Daar zat ik, financieel compleet aan de grond maar in een hipperdepip appartement. En wat voelde ik me een enorme mislukkeling. Waarom had ik mijn goedlopende blog zo uit m’n handen laten glippen? Ook wilde ik voor mezelf en mijn ouders niet toegeven dat ik door mijn luiheid aan de grond zat. Nu moest ik met al mijn dure mantel-pakjes en designer-heels mijn handje ophouden. De overwaarde van mijn flat is te hoog om in aanmerking te komen voor een bijstandsuitkering. ?Ik red het door mijn superlage woonlasten en de maandelijkse toelage van mijn ouders, want mijn telefoon en ziektekostenverzekering moeten natuurlijk ook betaald worden. Gelukkig heb ik een zaterdagbaantje kunnen vinden. Elk weekend werk ik in een kledingwinkel in de buurt. ‘Puur voor de hobby’, zeg ik tegen iedereen. Ik sta er een hele zaterdag voor honderd euro, want de eigenaresse zegt doodleuk: ‘Voor jou tien anderen.’ Dat geld gebruik ik voor boodschappen.
Tegen zakenrelaties, kennissen en nieuwe klanten lieg ik dat mijn woning mijn kantoor is. Ze denken dat ik ergens anders woon. Alleen mijn twee beste vriendinnen en ouders weten hoe ik er werkelijk voor sta. Af en toe krijg ik een tas boodschappen of ze trakteren op een avondje bioscoop. Dat is tegenwoordig alle glamour in mijn leven. ’s Morgens verdwijnt mijn dekbed van de dure loungebank in de muurkast, en voilà: mijn kantoor is klaar. Ik heb een eethoek met daarop mijn laptop en een ?stapel vakbladen en demomateriaal. ‘Wat een informele werkplek,’ juicht iedereen. ‘Wat vernieuwend!’ In mijn keuken staat een peperdure espressoautomaat die op een kantoor niet zou misstaan. Zakelijke lunches omzeil ik door mensen rond lunchtijd hier te vragen omdat ik zogenaamd krap in mijn tijd zit. Dan koop ik goedkope garnalen en eieren en maak ik heel trendy een frittata die ik kakkineus serveer met boerenbrood en truffelolie. Dat ik datzelfde brood die avond opeet met pindakaas erop, weet niemand. ?Ik heb gewoon geen ene rotcent. Mijn kasten ?hangen gelukkig nog vol met oude maar goede designeritems die ik handig weet te combineren. En ik leen veel bij vriendinnen.

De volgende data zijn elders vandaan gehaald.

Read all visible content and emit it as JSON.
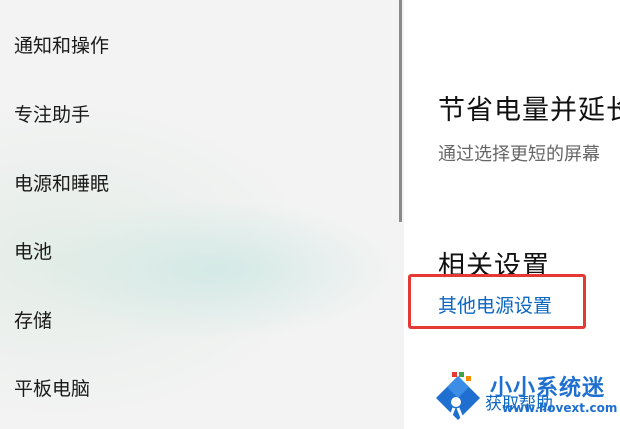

Het beetje geld dat ik verdien met mijn blog gaat op aan luxe etentjes. Ik ben een graag geziene gast in een paar trendy restaurants waar ik goed kan netwerken. Ik nodig zakenrelaties uit, maar nog liever zorg ik ervoor dat ík word meegenomen en daar weer gezien word door anderen. Want mensen willen pas met je in zee als ze zien dat je succesvol bent en geld hebt. Als je rondjes geeft, kunt meepraten over nieuwe eetcafés en als je succesvol lijkt, trek je vanzelf weer succes aan.

Één grote goochelshow
Het werkt als een magneet. En dus doe ik er alles aan om aan dat beeld te voldoen. Ik netwerk me suf voor gratis advertenties voor mijn blog in ruil voor wat copywriting of goede recensies die ik schrijf. Alles heb ik ervoor over om maar niet ook te eindigen als caissière, zoals mijn ex-bazin.

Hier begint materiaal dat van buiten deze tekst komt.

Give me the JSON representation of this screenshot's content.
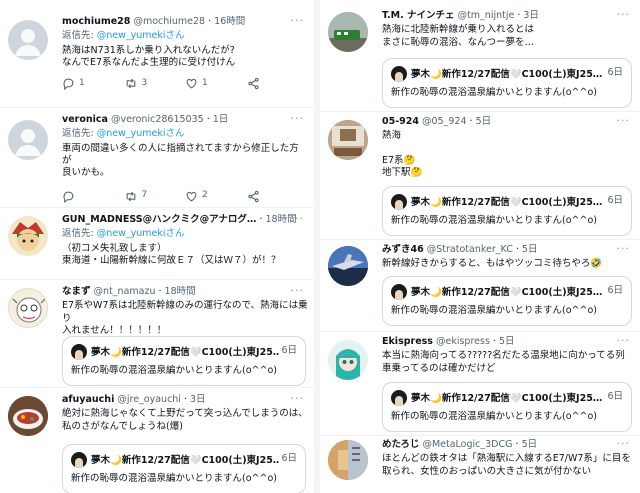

Dat ik in die dure cafés en restaurants helemaal niet op mijn gemak zit omdat ik bang ben dat mijn ouders horen dat ik schelviscarpaccio eet en champagne drink, weet niemand. Het voelt toch alsof ik hun geld zit te verbrassen. Ik probeer het later met mezelf goed te maken door thuis diepvriespizza’s van één euro te eten, de kachel niet aan te doen of een oude Prada-tas te verkopen.

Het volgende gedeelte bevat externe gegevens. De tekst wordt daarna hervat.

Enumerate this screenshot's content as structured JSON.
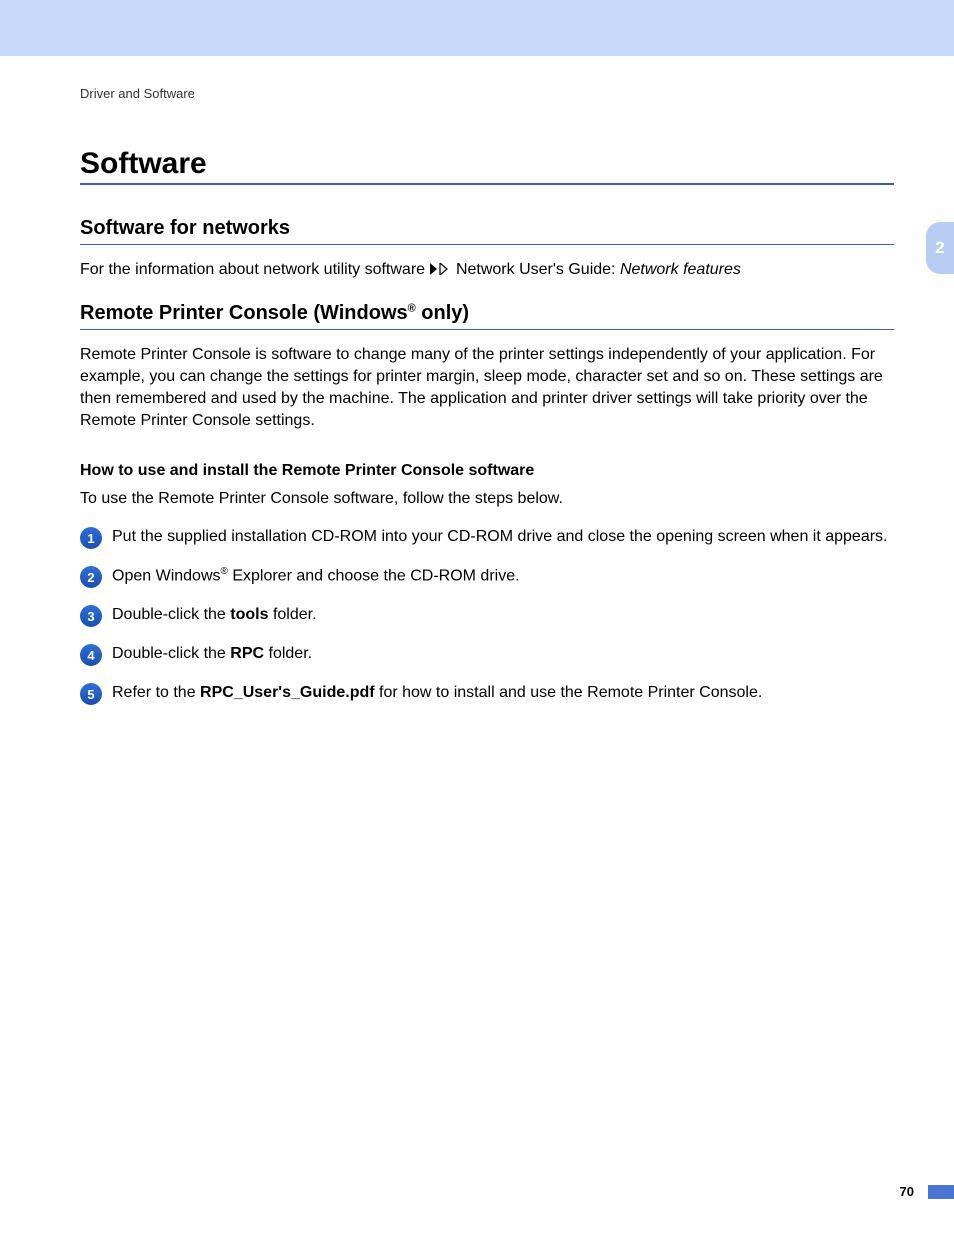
{
  "breadcrumb": "Driver and Software",
  "h1": "Software",
  "section1": {
    "heading": "Software for networks",
    "para_lead": "For the information about network utility software ",
    "para_mid": " Network User's Guide: ",
    "para_italic": "Network features"
  },
  "section2": {
    "heading_pre": "Remote Printer Console (Windows",
    "heading_post": " only)",
    "reg": "®",
    "para": "Remote Printer Console is software to change many of the printer settings independently of your application. For example, you can change the settings for printer margin, sleep mode, character set and so on. These settings are then remembered and used by the machine. The application and printer driver settings will take priority over the Remote Printer Console settings.",
    "sub_heading": "How to use and install the Remote Printer Console software",
    "intro": "To use the Remote Printer Console software, follow the steps below.",
    "steps": [
      {
        "n": "1",
        "pre": "Put the supplied installation CD-ROM into your CD-ROM drive and close the opening screen when it appears.",
        "bold": "",
        "post": ""
      },
      {
        "n": "2",
        "pre": "Open Windows",
        "sup": "®",
        "mid": " Explorer and choose the CD-ROM drive.",
        "bold": "",
        "post": ""
      },
      {
        "n": "3",
        "pre": "Double-click the ",
        "bold": "tools",
        "post": " folder."
      },
      {
        "n": "4",
        "pre": "Double-click the ",
        "bold": "RPC",
        "post": " folder."
      },
      {
        "n": "5",
        "pre": "Refer to the ",
        "bold": "RPC_User's_Guide.pdf",
        "post": " for how to install and use the Remote Printer Console."
      }
    ]
  },
  "tab": "2",
  "page_number": "70"
}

Intussen werk ik hard om mijn blog weer nieuw leven in te blazen. Ik mail producenten en probeer trends als eerste te vinden. Daar ben ik goed in en ik weet dat het me met hard werken weer moet lukken. Uit alle macht probeer ik nieuwe opdrachten binnen te harken en geld te verdienen. Ik doe het dan wel met een grote lach, maar inwendig schaam ik me kapot. Want mijn leven is één grote goochelshow. Bij alles wat ik doe denk ik: hoe red ik me hier nou weer uit? Wat de mensen zien, is een grote leugen. Het prinsesje van toen is een ordinaire armoedzaaier geworden die mensen de illusie probeert te geven dat hun product alleen bij haar in goede handen is. Er druppelen net genoeg opdrachten binnen om me te redden, maar ik hoop dat de markt snel weer aantrekt en ik weer op eigen benen kan staan. Want wat snak ik ernaar om mijn oude leventje weer terug te hebben en straks mijn eigen champagne weer te kunnen betalen!”

* Op verzoek van Masja is haar naam veranderd.